Un pasatiempo no sabe qué hacer con su hoy, cree que su pasado es olvidable, supone que su futuro será mejor, pues que todo se alineará para que mágicamente y sin esfuerzo alguno de su parte todo vaya viento en popa. Los pasatiempos gustan –quizá no gustan, pero lo hacen de manera excelsa- de pasar días, meses, años con la misma rutina, sin hacer un poquito más, pero cuando se puede, un poquito menos es mejor. Estrangulan sus aspiraciones con tal de evadir responsabilidades y se vuelven ciegos antes las responsabilidades que ya tienen o adquirieron sin querer.

Generalmente, un pasatiempo viene de genealogía, siendo esto que un pasatiempo es hijo de una persona que terminó estando con un pasatiempo, o, de manera más común, con un par de pasatiempos que de buenas a primeras, tuvieron uno o muchos pasatiempos.

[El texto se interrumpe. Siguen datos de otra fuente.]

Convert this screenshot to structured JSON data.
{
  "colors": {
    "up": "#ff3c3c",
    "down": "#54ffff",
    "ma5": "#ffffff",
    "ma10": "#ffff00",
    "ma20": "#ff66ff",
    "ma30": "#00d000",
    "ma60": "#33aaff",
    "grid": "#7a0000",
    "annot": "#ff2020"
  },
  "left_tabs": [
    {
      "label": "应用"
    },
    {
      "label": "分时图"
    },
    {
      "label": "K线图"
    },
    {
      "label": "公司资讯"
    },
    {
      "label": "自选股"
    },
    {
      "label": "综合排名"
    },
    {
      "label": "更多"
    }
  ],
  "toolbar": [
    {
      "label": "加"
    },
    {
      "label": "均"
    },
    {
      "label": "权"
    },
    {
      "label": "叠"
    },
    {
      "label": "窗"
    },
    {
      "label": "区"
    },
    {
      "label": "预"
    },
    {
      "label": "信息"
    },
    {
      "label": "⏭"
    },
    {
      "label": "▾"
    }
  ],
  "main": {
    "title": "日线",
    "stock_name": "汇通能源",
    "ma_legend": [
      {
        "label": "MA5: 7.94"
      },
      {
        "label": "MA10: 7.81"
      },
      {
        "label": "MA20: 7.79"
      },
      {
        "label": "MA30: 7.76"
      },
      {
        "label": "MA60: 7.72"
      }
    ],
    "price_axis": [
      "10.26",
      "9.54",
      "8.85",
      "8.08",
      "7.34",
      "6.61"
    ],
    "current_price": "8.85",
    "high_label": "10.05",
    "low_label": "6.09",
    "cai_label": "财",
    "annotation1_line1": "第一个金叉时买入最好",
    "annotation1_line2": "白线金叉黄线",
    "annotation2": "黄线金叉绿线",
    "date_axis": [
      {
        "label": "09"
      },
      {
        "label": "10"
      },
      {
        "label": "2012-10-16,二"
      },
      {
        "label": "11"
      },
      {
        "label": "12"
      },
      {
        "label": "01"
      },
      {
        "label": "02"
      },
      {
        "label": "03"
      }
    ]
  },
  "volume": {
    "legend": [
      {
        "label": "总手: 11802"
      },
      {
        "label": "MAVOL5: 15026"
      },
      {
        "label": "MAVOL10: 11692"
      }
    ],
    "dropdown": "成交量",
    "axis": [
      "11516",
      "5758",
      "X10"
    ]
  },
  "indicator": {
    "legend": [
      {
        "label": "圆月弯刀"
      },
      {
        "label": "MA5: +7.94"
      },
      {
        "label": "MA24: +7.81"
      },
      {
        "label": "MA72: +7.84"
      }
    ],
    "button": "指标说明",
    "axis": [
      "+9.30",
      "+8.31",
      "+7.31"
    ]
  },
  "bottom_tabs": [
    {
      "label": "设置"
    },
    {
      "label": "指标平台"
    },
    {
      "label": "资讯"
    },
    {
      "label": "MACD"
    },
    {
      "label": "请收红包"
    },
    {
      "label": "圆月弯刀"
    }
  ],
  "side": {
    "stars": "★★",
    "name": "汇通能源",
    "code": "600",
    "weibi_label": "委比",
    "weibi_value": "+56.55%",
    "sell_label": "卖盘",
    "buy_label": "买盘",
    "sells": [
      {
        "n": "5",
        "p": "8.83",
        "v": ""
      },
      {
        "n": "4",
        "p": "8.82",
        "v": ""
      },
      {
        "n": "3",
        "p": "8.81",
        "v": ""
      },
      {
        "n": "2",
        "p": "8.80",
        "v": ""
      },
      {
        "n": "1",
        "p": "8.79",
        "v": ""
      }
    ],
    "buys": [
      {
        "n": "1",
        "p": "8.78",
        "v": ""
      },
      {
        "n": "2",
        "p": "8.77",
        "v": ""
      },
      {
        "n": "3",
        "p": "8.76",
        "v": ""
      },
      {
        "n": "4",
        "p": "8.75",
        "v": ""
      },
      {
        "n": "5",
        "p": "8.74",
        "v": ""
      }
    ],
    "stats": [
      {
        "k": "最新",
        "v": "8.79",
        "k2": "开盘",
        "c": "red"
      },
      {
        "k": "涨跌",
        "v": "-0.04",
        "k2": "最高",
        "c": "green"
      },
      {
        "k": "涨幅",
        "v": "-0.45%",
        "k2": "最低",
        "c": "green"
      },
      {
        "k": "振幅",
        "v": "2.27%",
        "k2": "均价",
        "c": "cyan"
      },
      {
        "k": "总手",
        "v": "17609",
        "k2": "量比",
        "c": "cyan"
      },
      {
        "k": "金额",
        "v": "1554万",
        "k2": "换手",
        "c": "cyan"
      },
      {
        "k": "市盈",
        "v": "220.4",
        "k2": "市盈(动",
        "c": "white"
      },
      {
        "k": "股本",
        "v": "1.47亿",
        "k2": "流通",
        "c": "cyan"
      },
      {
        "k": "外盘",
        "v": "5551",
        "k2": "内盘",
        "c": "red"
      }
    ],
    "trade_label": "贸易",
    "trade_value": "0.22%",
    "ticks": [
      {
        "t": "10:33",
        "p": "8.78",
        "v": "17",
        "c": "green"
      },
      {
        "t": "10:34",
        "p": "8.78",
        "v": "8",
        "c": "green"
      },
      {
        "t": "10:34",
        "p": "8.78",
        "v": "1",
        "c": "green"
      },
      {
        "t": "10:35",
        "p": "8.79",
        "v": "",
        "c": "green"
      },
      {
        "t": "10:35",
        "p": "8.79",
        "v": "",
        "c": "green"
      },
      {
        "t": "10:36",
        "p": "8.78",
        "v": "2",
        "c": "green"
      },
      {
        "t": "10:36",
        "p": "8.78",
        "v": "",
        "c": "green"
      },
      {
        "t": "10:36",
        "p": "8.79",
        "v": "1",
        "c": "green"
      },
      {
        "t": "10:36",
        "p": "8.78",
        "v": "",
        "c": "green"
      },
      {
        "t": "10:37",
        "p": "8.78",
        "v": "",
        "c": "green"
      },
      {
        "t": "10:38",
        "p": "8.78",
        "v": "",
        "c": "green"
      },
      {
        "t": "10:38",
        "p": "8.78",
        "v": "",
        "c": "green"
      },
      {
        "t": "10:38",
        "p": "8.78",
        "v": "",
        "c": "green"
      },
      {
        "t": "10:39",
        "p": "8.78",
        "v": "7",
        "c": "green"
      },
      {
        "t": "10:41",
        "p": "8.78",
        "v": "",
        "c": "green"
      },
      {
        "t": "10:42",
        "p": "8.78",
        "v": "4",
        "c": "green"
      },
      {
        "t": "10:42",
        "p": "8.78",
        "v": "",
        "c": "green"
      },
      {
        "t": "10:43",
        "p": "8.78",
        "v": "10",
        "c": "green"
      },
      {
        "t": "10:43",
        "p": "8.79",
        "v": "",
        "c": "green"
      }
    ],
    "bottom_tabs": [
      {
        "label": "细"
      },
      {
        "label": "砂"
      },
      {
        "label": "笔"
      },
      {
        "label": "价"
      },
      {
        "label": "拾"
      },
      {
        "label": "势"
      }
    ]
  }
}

Esto nos lleva a una pregunta interesante ¿Eres una persona o un pasatiempo? La respuesta puede tardar en llegar, a veces demasiado tiempo, tanto que para cuando llega ya no importará, pues serás uno, por auto denominación, asociación o condicionamiento. Por el momento en el que te enteras y si en verdad quieres enterarte, busca a alguien a quien consideres como persona y que esta misma te considere como persona, no pasatiempo. A final de cuentas, cuando encuentras a una buena persona, dejas de ser un pasatiempo y comienzas a pasar el tiempo como la persona que quieres llegar a ser para convertirte en aquella a la que otra más está dispuesta a darte todo su tiempo.

Ahora bien, que si crees que aun eres joven para preocuparte de eso, anda, corre y ve, se un pasatiempo, no persona. Algún día te encontrarás pensando en qué fue de tu vida, que fue de tu tiempo, pero no importará más, ya serás de la vida misma, un mero y olvidable pasatiempo.